When the dishes were in the sink, she got out of her chair and they sat together on her couch, watching television and talking about what had happened the night before. Sam stayed to hear the sports on the eleven o'clock news. The Knicks had won again, against the San Francisco Warriors, and while the announcer read off the high scorers (Stallworth was not among them), Sam wondered exactly how far from San Francisco Ben's place was. Stella told him that her physical therapist would be there first thing in the morning, at eight o'clock, and Sam said he would go—did she want him to help her get into bed? She said she would manage. Sam thought, before he left, of telling her about what had happened to Steve, but it was too late. He didn't want to give her bad dreams. It was something that, if he were going to mention it, he should have mentioned when he'd first arrived.

He kissed her goodnight and left, huddled inside his coat, a wool scarf—his mother had sent it to him from the Virgin Islands seven or eight years before—tight around his throat. Stella had been very quiet, he realized as he walked home—and this pleased him. He liked the way she joked with him—the way she had of putting things—but he liked it that she followed her own advice most of the time and wasn't always saying things simply to fill the silence.

Sam enjoyed walking around the old neighborhood at night, when nobody else was out: it was usually like this when he came home from the Garden, or from card games, when there were any. Quieter after midnight, since the buses only ran once an hour then. He walked up Linden Boulevard, smiling. Maybe, shuttling back and forth from his place to Stella's, and being able to choose between them—to stay in whichever one he wanted, when he wanted—maybe that was what they meant by peripheral privacy.

Sam turned the corner at Nostrand, onto his own block, and found that he was thinking of what Tidewater had said Rube Foster had once said to him, about the difference between a player who could stay in for the long pull, and one who was only a flash in the pan. Sam remembered how, as a kid, he had become attached to new guys before the season would start—from what the sportswriters would say about them. He could still remember all the names—guys who were going to be the new Bob Fellers or Joe DiMaggios. Now that Sam had seen the sportswriters sucking around dressing rooms and training camps, he resented what they had once done to him—the way they had preyed upon his willingness to believe. Half of them were rummies, though—and Sam had taken a few of their paychecks the time he and Dutch had stayed at Vero Beach together, for the Dodgers' spring training.

He crossed the street and saw that there were no lights on in the back of the rummage shop. That was fine with him. What he had thought of asking Tidewater, though, was this: what do you see in me? If the guy had known Babe Ruth and all those other guys, and if the rest of his story was the truth…

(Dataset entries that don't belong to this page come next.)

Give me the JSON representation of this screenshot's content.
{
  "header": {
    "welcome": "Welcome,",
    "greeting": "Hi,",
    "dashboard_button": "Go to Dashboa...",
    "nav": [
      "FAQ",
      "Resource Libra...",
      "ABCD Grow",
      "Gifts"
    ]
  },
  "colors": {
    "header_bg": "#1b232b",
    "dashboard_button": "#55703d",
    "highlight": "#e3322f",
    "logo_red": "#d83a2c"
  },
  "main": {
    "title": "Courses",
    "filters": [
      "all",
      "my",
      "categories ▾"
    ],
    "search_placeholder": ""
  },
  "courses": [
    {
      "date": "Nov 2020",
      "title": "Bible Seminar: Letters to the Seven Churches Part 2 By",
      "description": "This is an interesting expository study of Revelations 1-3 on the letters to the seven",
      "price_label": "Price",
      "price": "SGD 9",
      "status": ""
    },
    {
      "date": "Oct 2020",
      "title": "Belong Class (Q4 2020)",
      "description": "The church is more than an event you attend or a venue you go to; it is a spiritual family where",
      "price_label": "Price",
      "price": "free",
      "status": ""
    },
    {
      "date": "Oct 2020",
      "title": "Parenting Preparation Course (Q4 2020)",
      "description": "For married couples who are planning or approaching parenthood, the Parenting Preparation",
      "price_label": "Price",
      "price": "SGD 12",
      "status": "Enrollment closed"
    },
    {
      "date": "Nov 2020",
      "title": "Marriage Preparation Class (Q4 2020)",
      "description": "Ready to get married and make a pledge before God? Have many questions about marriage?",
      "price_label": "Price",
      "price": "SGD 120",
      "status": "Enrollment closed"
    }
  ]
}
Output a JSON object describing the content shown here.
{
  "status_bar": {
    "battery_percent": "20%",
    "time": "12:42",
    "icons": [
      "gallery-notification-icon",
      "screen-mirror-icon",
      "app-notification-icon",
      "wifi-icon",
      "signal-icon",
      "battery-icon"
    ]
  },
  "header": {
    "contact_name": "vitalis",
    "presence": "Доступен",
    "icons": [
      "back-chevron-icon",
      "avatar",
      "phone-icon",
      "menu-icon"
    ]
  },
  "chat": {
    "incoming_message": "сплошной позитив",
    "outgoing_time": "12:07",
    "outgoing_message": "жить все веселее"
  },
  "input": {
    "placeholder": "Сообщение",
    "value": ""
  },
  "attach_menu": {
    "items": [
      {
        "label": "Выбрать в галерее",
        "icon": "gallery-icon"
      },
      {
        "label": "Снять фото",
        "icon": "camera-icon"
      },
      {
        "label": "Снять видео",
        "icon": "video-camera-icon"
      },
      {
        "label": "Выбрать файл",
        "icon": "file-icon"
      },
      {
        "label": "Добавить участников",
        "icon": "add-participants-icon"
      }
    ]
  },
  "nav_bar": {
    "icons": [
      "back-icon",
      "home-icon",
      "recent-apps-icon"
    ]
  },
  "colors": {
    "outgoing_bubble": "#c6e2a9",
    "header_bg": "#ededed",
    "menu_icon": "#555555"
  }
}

It was all the same to Sam: if what had happened had really happened, or if the old guy had imagined it all. And that included, Sam told himself, the business about the room below the cellar. Sam didn't have to believe that either. He figured Tidewater had found something there, but who knew what it had really been. Sam breathed in. The city air seemed cleaner to him in cold weather. “Hey Sam—!” He stopped, turned, saw nothing. “Over here! Quick!”